File under not surprising. "A huge outdoor art poster that blends Mickey Mouse's image with that of a swastika and a nude woman's body is causing a stir in Poland." Did we mention the naked woman? And the nearby synagogue?
To quote HuffPo's write-up of the story, the poster "is an Italian artist's take on what he calls the "horrors" of the American lifestyle and is one piece of artwork in a contemporary art exhibition opening in the fall." Adds the gallery owner who's behind it: "Art should be provocative and controversial...The Mickey Mouse head and swastika are on the same level – they don't mean anything and they are both part of the globalized world."
The courts have agreed: while some Poznan city council members have urged prosecutors to ban the poster (which has been vandalized twice), as art the piece is exempt from laws that target the glorification of Nazism. The piece, "NaziSexyMouse," has also outraged both the Jewish community and others in Poland who suffered at the hands of the Nazis.

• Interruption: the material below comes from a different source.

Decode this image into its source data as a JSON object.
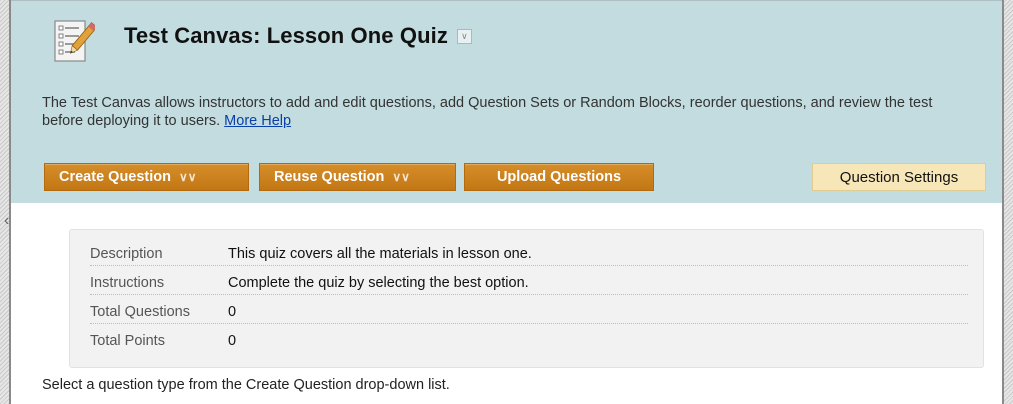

It's an interesting corollary to the recent response to the viral YouTube video of a Holocaust survivor and his family dancing to "I Will Survive" at different concentration camps. The video has provoked especially mixed reactions in Poland, the locus of the most notorious death camps, massive loss of life, and, formerly, Europe's largest Jewish population. 'It seems to trivialise the horrors that were committed there,' one Auschwitz survivor told the Daily Mail. Overall, the video has prompted a discussion on the personal versus collective nature of grieving, the appropriation of experience - and, simply put, when it's "too soon."
Then, there's "NaziSexyMouse," which prompts none of the above. Besides anything else, can we talk about the fact that as public art this is just embarrassingly bad? The series, which artist Max Papeschi has dubbed "Politically-Incorrect" is reminiscent of the puerile Pop-Art ripoff pastiche of Mr. Brainwash (as seen in Exit Through the Gift Shop.) Or, you know, a college Freshman with Photoshop. Says one Berlin gallery manager, older folks don't get it but "for the younger generation, this painting is just a joke." That part, at least, is true.